Лисинчук из последних сил держал серьёзное выражение лица:
- Прошло всего пять дней, но толстушка подралась с рыжей, которая из ревности пообещала зарезать или облить кислотой свою соперницу… Разразился скандал, и слава о моих похождениях дошла до хирурга. Через день я отправился на фронт…
В подвале не осталось ни одного человека, который бы не обхохатывался до слёз. Пашка тоже не выдержал и громко ржал над собственной историей.
- Так что не всё хорошо, то, что большое…
Вечером он случайно попал под залп немецкого многоствольного миномёта. Когда Григорий видел его в последний раз, Лисинчука несли на самодельных носилках на берег Волги. Взрывом ему оторвало обе ноги и левую руку.

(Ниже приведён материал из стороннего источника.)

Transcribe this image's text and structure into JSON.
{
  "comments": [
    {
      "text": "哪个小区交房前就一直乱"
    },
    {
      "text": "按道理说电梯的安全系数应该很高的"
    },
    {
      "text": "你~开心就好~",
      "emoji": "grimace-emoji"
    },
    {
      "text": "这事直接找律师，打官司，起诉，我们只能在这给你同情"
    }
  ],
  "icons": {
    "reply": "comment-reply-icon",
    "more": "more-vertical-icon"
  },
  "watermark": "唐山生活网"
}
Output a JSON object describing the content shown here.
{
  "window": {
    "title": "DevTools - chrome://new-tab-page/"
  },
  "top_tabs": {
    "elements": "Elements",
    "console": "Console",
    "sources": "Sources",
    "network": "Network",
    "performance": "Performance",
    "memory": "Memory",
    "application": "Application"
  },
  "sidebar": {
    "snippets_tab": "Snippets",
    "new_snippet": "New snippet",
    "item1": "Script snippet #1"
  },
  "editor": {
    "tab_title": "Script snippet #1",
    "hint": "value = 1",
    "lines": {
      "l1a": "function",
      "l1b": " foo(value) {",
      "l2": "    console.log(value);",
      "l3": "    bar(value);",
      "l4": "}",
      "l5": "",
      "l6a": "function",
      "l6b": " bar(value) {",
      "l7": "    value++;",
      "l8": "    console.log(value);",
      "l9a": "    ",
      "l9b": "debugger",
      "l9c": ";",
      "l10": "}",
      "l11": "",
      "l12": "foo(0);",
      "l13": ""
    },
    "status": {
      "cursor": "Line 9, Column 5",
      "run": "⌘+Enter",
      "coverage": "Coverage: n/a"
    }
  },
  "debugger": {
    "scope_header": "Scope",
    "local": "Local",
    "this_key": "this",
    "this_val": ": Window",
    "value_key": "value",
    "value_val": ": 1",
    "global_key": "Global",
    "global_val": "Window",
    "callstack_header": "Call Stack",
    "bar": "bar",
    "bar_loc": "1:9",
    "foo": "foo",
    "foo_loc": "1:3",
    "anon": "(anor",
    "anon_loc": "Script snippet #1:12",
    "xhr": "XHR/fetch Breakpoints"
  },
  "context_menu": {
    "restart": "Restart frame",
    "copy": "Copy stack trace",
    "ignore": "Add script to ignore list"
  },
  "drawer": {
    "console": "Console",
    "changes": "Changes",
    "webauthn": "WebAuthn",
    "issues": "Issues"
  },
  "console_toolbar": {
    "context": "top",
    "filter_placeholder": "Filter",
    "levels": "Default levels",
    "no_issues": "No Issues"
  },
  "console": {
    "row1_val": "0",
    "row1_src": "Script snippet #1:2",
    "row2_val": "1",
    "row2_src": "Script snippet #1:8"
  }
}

- Прощай Пашка! – прошептал Григорий и нырнул в очередные развалины.
Времени, сожалеть о товарище не было, немцы пошли в очередную атаку.
***
Следующей ночью командир батальона Гаврилов присел за самодельный стол в цокольном этаже центрального универмага и начал писать домой письмо. Его первый заместитель Кошевой, уставший после беспрерывных боёв, спал на сломанном топчане у передней стены. Взрыв тяжёлого снаряда грохнул совсем рядом.